33 Soil Carbon Pools and Dynamics in Mediterranean Soils

Wednesday, 30 May 2012
Rooftop Ballroom (Omni Parker House)
Costantino Sirca, DESA, University of Sassari; CMCC, Euro-Mediterranean Centre for Climate Change, IAFENT Division, Sassari, Italy; and M. Carta, M. Salis, and D. Spano

Soil organic carbon (SOC) plays a vital role in ecosystem function determining soil fertility, water holding capacity and susceptibility to land degradation. In addition, SOC is related to atmospheric CO2 levels with soils having the potential for carbon (C) release or sequestration, depending on land use, land management, and climate. The Mediterranean region is expected to be highly affected by climate change, and it is expected that SOC decreases under climate warming conditions. Estimates of soil organic C stocks and changes under different climate scenario and land use systems can also help determine vulnerability to land degradation. In this work an assessment of changes in soil organic C for Sardinia, the second largest island of the Mediterranean Basin, is presented.
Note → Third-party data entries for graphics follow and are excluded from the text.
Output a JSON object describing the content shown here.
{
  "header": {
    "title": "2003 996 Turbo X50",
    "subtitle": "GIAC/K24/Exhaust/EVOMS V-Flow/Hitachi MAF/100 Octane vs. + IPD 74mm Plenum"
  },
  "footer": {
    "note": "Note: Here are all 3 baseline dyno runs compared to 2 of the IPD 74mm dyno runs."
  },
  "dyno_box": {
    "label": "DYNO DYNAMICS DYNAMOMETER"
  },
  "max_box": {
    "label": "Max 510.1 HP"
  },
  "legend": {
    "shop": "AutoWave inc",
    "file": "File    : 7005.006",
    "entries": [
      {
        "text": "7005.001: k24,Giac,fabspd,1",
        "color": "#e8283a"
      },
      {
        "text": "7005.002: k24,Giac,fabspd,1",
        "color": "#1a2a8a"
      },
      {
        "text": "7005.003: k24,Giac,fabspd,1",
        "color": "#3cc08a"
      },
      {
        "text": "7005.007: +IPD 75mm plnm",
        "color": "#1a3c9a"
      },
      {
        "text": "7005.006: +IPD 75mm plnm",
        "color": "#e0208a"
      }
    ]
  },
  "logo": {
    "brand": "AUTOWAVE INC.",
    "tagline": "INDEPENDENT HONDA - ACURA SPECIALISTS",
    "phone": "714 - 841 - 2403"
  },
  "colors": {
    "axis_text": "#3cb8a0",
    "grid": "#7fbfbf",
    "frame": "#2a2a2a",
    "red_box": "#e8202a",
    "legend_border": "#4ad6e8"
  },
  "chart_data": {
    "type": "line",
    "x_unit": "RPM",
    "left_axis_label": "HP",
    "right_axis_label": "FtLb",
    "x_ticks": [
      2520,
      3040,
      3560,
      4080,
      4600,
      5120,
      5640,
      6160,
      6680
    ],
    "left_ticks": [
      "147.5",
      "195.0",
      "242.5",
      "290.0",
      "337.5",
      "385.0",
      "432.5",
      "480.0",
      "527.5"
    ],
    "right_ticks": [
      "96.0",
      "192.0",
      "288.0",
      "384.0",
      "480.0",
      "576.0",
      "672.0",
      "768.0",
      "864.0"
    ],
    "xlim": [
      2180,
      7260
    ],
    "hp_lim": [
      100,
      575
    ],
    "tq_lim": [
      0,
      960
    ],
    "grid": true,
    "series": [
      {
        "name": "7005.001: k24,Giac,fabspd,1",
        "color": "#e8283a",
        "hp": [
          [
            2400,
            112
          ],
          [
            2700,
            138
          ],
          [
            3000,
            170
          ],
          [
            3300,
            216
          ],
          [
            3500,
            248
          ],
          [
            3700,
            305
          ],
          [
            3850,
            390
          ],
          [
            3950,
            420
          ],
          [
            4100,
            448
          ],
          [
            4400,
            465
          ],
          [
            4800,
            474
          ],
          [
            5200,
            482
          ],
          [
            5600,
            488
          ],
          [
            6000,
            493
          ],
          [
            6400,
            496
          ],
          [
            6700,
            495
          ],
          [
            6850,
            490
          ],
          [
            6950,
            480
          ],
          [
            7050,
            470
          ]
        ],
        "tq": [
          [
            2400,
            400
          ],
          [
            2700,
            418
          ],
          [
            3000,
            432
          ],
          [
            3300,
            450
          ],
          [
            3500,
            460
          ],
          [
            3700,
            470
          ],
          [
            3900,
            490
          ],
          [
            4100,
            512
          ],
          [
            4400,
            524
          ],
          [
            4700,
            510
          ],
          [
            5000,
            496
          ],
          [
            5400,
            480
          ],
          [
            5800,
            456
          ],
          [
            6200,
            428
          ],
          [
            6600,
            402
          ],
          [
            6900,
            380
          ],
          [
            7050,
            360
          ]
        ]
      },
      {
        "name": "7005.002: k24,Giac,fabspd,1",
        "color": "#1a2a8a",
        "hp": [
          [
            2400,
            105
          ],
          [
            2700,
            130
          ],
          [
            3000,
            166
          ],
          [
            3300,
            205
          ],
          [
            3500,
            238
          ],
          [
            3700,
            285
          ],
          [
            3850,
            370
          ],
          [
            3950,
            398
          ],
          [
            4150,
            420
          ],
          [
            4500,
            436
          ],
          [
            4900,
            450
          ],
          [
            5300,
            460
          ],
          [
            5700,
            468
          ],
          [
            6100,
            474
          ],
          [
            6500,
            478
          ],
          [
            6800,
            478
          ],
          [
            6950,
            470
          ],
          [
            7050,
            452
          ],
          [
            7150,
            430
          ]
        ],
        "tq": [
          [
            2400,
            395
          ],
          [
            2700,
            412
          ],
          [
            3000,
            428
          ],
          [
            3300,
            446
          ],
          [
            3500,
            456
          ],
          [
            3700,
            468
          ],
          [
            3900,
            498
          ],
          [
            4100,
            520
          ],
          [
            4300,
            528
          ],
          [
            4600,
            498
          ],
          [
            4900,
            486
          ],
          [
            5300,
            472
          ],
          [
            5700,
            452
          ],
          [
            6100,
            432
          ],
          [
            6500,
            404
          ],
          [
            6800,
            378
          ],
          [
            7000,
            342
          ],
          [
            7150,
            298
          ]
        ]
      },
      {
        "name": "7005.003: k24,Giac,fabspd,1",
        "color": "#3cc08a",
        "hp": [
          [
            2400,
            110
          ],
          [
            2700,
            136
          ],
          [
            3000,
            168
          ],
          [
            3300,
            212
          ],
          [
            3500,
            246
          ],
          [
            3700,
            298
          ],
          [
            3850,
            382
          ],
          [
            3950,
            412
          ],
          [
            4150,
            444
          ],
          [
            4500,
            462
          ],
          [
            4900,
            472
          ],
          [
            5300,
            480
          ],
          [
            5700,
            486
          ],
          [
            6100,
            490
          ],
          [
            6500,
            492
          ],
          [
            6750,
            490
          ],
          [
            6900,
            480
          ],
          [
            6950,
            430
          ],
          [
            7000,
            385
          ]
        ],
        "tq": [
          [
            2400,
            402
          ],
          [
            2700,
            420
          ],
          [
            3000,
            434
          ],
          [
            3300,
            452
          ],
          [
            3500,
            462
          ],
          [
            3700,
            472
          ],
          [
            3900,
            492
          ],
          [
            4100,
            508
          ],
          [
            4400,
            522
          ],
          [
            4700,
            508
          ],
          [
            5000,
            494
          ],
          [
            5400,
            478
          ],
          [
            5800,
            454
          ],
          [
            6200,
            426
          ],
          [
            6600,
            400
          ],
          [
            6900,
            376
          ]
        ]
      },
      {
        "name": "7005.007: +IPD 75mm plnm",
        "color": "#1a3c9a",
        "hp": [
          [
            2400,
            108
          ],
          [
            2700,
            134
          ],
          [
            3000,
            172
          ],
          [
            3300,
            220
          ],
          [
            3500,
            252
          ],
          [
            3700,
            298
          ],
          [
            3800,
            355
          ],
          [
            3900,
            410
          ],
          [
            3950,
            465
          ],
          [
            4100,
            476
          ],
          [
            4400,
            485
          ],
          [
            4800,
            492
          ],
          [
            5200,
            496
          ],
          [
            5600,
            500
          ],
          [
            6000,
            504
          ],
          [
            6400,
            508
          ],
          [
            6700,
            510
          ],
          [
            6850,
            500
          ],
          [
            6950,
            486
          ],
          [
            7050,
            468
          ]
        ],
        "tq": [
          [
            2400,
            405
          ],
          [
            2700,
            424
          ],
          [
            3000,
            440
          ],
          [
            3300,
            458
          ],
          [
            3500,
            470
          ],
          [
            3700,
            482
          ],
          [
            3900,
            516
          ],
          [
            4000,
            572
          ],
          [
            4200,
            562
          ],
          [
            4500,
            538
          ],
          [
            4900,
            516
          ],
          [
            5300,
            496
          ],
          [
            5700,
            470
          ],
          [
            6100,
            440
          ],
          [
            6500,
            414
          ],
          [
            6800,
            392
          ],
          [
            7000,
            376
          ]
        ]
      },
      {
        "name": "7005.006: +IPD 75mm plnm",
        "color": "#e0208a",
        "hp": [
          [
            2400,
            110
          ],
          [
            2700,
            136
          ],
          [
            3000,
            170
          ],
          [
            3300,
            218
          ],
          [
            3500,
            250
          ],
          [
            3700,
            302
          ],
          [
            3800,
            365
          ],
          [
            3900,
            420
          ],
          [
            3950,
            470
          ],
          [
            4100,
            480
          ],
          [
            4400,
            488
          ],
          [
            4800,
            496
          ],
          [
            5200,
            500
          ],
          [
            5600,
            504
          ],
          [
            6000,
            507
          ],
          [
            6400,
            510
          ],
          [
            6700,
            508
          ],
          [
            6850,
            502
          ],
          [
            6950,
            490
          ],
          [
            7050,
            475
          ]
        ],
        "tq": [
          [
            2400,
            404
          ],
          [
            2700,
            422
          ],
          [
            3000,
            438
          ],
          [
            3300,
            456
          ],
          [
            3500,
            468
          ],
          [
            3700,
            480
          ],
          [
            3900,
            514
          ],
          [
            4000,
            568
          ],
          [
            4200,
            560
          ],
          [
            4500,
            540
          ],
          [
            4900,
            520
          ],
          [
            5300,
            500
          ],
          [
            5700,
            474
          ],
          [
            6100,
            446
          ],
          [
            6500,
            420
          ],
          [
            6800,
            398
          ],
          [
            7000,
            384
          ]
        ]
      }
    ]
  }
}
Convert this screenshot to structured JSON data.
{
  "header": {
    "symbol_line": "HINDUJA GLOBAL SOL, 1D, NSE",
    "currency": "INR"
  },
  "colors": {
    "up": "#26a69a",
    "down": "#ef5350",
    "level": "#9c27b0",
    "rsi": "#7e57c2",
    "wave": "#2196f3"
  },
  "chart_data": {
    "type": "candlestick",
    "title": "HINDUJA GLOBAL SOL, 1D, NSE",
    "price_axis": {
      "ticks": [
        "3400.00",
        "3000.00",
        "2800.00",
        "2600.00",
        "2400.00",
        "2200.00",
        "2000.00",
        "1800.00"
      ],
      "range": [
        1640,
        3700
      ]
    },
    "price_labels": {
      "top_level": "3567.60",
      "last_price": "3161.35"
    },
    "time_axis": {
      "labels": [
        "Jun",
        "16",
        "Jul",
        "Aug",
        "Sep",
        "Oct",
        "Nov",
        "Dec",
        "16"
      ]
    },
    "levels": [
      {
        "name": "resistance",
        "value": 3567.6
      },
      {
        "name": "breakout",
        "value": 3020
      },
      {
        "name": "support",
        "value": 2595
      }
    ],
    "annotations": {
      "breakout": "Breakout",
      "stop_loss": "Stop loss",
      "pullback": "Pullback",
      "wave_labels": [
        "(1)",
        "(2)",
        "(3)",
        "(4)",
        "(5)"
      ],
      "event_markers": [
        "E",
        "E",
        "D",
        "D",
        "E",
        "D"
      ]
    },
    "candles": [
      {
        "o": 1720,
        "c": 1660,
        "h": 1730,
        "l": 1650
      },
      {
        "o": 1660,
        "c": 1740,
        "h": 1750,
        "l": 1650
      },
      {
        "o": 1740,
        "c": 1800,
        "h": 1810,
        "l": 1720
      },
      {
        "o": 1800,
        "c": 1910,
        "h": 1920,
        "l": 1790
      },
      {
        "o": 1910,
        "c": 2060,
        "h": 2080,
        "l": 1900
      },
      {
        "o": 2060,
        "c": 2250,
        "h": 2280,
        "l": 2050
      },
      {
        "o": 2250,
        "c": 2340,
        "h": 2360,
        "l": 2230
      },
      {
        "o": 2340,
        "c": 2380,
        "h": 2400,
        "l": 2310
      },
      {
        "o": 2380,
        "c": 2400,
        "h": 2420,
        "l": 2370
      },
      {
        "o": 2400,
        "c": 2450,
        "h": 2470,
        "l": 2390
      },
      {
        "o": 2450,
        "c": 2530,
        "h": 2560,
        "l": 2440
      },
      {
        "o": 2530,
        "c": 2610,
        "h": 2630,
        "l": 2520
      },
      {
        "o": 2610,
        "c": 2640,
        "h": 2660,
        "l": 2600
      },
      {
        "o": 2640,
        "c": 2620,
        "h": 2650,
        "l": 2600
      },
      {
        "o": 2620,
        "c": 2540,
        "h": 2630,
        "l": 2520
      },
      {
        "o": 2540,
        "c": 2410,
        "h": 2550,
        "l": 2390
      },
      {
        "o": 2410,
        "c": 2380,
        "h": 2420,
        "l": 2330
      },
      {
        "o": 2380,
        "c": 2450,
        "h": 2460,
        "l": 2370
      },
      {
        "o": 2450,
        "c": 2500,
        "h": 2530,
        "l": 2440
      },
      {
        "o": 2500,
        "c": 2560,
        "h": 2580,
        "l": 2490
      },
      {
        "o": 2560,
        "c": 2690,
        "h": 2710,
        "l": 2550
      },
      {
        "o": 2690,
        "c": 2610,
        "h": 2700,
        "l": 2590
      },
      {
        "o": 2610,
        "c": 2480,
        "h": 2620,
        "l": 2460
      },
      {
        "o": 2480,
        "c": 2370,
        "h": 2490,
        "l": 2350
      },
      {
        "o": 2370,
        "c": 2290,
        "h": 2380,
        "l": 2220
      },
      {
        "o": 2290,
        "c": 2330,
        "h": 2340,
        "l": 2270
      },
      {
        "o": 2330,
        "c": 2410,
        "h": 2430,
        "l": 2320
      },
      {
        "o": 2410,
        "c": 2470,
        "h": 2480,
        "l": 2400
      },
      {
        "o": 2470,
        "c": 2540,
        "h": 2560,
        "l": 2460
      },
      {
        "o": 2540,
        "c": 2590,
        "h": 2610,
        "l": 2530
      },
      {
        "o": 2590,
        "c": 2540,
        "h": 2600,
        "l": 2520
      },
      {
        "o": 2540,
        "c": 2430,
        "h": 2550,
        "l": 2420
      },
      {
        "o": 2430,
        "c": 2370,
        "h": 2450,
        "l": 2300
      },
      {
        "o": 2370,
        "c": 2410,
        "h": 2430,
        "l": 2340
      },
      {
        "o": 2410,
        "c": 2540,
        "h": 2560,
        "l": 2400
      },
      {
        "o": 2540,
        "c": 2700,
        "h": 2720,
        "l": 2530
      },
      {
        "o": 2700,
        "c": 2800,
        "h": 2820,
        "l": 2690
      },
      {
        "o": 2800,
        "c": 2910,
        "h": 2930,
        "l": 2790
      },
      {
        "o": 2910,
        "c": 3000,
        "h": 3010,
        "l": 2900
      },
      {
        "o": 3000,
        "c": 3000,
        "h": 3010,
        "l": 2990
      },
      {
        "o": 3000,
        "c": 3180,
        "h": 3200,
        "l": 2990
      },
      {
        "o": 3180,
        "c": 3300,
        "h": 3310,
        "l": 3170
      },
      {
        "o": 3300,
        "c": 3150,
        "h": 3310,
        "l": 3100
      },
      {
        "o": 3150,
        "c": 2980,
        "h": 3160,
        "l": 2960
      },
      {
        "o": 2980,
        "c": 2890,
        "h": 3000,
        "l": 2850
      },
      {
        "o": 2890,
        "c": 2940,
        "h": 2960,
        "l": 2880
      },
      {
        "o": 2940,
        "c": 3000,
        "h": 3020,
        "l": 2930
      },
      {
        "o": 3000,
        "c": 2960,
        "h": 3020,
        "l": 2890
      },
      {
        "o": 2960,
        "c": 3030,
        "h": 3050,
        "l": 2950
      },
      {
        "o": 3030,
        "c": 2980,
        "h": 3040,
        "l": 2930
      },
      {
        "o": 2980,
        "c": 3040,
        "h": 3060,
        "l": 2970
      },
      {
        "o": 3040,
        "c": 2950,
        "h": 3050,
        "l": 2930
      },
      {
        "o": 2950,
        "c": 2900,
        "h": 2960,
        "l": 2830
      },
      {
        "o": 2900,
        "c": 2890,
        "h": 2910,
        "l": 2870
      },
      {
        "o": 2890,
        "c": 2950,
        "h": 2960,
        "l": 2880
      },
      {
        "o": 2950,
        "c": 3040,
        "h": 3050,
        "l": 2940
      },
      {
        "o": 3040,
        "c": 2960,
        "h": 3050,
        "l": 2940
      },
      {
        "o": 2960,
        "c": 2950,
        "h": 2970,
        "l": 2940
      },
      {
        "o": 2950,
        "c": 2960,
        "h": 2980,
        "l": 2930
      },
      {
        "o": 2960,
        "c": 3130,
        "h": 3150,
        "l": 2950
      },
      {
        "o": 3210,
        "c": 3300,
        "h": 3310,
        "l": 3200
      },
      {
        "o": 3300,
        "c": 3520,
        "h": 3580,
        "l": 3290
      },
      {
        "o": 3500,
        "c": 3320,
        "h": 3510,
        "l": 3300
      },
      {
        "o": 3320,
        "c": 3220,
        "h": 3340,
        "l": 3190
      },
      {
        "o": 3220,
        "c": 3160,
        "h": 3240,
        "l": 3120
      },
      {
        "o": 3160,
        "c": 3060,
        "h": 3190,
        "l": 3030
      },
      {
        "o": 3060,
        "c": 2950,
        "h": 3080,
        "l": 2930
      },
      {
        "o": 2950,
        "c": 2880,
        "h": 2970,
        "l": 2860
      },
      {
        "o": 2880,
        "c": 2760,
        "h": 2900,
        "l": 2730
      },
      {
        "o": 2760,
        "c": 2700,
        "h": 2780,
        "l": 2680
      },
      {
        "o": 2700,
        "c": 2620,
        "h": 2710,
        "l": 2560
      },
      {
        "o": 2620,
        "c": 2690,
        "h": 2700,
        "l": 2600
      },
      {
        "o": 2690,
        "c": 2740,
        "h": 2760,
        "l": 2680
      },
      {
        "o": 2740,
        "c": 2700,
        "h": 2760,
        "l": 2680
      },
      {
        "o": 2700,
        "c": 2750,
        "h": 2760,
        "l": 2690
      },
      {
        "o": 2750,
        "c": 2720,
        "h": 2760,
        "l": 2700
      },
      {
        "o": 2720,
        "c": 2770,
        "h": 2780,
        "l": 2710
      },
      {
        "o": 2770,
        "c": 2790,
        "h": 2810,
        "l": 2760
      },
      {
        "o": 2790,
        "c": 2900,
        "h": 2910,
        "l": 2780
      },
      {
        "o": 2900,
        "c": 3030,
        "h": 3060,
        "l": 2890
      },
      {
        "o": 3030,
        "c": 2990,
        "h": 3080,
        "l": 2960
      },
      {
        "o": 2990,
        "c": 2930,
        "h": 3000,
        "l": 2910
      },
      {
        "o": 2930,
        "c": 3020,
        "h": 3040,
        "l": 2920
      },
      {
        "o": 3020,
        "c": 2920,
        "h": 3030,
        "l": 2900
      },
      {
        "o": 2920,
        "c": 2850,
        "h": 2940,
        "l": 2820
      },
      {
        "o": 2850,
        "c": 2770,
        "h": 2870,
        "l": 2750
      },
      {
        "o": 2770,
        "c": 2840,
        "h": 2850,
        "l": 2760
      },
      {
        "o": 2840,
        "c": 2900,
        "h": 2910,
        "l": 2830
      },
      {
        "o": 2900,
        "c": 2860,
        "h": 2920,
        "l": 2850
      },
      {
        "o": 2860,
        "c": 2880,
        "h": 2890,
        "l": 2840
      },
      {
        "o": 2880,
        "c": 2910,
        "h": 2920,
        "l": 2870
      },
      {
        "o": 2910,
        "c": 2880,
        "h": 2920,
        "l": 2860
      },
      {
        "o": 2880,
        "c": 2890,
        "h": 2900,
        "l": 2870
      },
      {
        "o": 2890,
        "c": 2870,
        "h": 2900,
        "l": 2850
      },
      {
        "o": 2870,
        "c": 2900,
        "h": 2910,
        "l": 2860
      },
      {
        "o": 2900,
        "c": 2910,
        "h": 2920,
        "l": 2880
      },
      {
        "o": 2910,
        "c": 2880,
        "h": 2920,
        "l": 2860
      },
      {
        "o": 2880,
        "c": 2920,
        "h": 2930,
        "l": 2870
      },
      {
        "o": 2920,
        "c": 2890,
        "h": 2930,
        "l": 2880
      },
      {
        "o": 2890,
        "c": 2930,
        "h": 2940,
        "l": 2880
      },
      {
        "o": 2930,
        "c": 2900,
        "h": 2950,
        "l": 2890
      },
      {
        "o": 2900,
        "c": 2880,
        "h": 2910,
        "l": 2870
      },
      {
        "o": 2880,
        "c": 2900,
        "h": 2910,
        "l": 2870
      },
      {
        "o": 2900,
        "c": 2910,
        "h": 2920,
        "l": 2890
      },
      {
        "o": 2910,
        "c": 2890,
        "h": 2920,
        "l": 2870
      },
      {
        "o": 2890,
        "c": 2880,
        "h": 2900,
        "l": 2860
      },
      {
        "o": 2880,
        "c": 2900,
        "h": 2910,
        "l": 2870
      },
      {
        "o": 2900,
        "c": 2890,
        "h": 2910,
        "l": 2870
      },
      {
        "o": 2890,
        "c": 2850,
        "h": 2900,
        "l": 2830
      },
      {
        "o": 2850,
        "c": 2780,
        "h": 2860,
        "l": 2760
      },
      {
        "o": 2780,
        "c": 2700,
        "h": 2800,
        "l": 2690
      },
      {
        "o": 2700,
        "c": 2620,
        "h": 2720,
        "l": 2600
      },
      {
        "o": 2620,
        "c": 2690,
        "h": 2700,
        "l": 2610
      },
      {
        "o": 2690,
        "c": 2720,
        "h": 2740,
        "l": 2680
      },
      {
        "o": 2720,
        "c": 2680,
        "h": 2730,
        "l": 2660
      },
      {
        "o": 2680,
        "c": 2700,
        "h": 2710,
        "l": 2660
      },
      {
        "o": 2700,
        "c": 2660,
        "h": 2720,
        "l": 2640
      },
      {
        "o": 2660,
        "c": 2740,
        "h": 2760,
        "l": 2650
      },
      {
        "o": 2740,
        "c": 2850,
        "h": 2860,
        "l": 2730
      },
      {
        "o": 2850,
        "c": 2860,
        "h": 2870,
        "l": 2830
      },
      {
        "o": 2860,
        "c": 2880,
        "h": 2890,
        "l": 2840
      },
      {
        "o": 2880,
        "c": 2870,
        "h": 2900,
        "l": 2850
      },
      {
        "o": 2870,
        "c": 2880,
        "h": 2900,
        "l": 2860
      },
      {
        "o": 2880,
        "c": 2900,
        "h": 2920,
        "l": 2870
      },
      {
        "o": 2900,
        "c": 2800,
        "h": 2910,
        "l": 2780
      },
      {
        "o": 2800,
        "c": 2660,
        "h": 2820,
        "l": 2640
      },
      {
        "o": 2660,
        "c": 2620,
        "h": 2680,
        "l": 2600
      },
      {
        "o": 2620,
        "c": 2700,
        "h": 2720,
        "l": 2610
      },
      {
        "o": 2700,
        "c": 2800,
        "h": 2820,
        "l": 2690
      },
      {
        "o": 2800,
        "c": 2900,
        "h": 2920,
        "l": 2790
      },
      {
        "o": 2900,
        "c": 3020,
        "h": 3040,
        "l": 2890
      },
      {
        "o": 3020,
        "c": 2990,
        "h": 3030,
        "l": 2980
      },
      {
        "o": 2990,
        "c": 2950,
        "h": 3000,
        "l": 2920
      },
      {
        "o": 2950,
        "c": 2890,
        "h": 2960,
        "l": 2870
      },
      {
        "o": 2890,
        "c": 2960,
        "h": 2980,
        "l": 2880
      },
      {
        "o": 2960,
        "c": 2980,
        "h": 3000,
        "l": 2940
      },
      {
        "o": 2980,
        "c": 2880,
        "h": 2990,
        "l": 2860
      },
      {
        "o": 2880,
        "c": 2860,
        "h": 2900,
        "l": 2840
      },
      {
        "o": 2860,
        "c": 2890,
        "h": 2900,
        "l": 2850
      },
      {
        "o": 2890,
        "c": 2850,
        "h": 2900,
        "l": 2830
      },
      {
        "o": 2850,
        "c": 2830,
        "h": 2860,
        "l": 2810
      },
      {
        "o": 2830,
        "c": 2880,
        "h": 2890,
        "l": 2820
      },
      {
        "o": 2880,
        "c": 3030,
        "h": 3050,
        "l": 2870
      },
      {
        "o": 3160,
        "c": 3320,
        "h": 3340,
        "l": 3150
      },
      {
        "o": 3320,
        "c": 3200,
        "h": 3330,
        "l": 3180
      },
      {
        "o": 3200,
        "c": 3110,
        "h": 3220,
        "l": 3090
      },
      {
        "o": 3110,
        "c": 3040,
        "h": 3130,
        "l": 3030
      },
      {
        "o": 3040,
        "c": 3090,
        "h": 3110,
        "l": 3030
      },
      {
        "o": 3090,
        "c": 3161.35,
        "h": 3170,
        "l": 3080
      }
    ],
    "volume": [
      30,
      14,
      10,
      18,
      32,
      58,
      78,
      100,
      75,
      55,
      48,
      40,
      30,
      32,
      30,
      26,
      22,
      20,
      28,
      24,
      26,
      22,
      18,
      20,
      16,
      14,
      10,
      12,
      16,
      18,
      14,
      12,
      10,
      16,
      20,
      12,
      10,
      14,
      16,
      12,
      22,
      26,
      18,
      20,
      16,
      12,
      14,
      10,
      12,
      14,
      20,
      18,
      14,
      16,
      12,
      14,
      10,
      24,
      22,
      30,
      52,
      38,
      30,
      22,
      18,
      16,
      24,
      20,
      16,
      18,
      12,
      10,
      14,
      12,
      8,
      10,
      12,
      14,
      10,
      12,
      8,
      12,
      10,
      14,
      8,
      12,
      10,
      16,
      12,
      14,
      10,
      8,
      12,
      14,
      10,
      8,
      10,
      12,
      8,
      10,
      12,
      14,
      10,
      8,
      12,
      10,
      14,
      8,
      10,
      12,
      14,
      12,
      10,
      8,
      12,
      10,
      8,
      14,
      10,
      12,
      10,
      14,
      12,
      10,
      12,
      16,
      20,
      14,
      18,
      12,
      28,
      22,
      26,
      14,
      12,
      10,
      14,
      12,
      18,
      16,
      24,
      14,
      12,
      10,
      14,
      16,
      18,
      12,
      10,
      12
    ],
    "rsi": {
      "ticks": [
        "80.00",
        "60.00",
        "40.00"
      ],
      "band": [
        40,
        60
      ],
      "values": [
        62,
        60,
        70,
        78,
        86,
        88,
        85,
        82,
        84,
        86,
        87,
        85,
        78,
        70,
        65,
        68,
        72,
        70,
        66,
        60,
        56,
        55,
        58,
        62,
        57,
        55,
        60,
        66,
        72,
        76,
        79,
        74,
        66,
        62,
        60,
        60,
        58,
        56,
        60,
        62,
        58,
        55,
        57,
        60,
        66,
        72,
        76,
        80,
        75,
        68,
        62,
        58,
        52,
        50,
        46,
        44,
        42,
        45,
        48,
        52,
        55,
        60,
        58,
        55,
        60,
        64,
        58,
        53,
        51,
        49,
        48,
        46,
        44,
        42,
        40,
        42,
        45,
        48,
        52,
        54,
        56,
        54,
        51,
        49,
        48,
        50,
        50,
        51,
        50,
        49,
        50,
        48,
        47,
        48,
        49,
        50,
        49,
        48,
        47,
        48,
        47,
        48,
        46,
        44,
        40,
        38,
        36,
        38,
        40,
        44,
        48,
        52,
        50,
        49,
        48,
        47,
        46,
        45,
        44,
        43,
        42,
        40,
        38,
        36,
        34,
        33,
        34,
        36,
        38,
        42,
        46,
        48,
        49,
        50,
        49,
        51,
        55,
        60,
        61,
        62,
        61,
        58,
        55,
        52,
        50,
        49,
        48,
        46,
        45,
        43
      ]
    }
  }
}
The carbon dynamics were estimated for the whole island using the Rothamsted Carbon model and the A1b emission scenario provided by the Euro-Mediterranean Centre for Climate Change (CMCC). Almost 200 soil analysis data were used to calibrate and validate the model output for different land use typologies. After the calibration, a good agreement between soil C estimated from the model with the current climate and observed SOC data was found. Preliminary results show a general reduction in the soil C content with the A1b scenario projection (-18% in the 2100 vs 2000). The SOC reduction in the soils was higher in the forested and semi-natural ecosystems than agricultural areas. In addition, an increase of 4.3% in the CO2 fluxes is expected at the end of the 21th century. The work allowed an estimation of the SOC projections for the current century under climate warming conditions, identifying the potential contribution of the several land use typologies. The methodological approach constitutes a first exercise where other processes, such as changes in land use, and in the net primary production need to be accounted for a more comprehensive approach in the SOC dynamics estimations and projections for the future.